Fu in quel momento che capii che la vita era bella. Lo era per davvero se qualcuno alle sei e trentacinque uscendo di casa in un giorno di nebbia riusciva a sorridere. Non conoscevo, non conosco e forse non conoscerò mai le ragioni di quel sorriso. Ma cambiò la mia vita. Diavolo, io avevo appena superato la mezza età e ancora mi trasportavo in giro con gli angoli della bocca ricurvi verso il basso con la consapevolezza di non aver vissuto forse nemmeno un giorno nella mia vita, stavo aspettando semplicemente che passasse. Diavolo, come era possibile che tu, giovane donna, fossi così diversa da me, felice, sicura, come se la vita non ti fosse piombata addosso per errore ma te la fossi costruita tu esattamente come la sognavi.
Ti seguii con lo sguardo finché non girasti l’angolo prendendo un’altra via. Io rimasi fermo li, immobile, dall’altra parte della strada, sul marciapiede, in parte nascosto dal piccolo acero che cresceva timido tra le crepe nell’asfalto. Non mi spostai, non aspirai più neanche una boccata di quel sigaro che tenevo nella mano destra, rimasi li incantato finché la tua visuale non mi fu nascosta dai palazzi grigi che si ergevano enormi accanto a te. Tu non ti accorgesti nemmeno della mia presenza, non mi guardasti.

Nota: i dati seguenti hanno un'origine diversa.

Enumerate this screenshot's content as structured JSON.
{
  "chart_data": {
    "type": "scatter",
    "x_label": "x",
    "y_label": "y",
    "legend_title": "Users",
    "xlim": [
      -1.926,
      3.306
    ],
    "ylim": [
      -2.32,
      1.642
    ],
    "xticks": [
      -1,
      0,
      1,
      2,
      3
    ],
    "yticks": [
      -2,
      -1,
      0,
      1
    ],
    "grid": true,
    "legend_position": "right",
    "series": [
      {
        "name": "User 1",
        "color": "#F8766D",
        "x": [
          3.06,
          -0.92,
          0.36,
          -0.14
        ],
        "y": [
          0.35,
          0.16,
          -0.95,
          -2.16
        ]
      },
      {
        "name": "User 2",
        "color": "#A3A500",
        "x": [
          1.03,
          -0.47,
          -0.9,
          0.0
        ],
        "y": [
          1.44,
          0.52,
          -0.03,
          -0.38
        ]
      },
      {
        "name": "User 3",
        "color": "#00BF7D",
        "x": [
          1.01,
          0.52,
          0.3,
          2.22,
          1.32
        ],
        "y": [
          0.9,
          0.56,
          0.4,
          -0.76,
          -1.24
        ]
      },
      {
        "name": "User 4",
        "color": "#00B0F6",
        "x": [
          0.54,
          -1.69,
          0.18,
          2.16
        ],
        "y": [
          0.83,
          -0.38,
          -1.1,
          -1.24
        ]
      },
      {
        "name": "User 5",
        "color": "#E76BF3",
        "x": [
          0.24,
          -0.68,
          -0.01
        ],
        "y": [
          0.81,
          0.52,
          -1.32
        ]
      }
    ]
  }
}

Non so quanto rimasi li, in quella posizione a contemplare la bellezza di quei lineamenti che mi si era stampata nella mente: il profilo del mento, il collo che si intravedeva sotto il cappotto troppo aperto per il mese di aprile. Probabilmente non rimasi li molto a lungo perché il sigaro arrivò a bruciarmi le dita, mollandolo a terra tra lo spavento e lo stupore mi risvegliai da quel sogno in cui ero caduto.
Ogni tanto ancora adesso, a distanza di tempo, prima di dormire rievoco il ricordo di te così bella che senza timore ti stavi accingendo a vivere la vita sorridendo, un sorriso puro, sincero fatto unicamente per te stessa. Fu quello che mi sconvolse, perché non era una messa in scena, quella mattina non stavi fingendo, sorridevi per te stessa perché da sola avevi trovato un motivo per essere felice.
Eri da sola su quella strada eppure hai sorriso, eri da sola su quella strada perché forse non c’ero nemmeno io.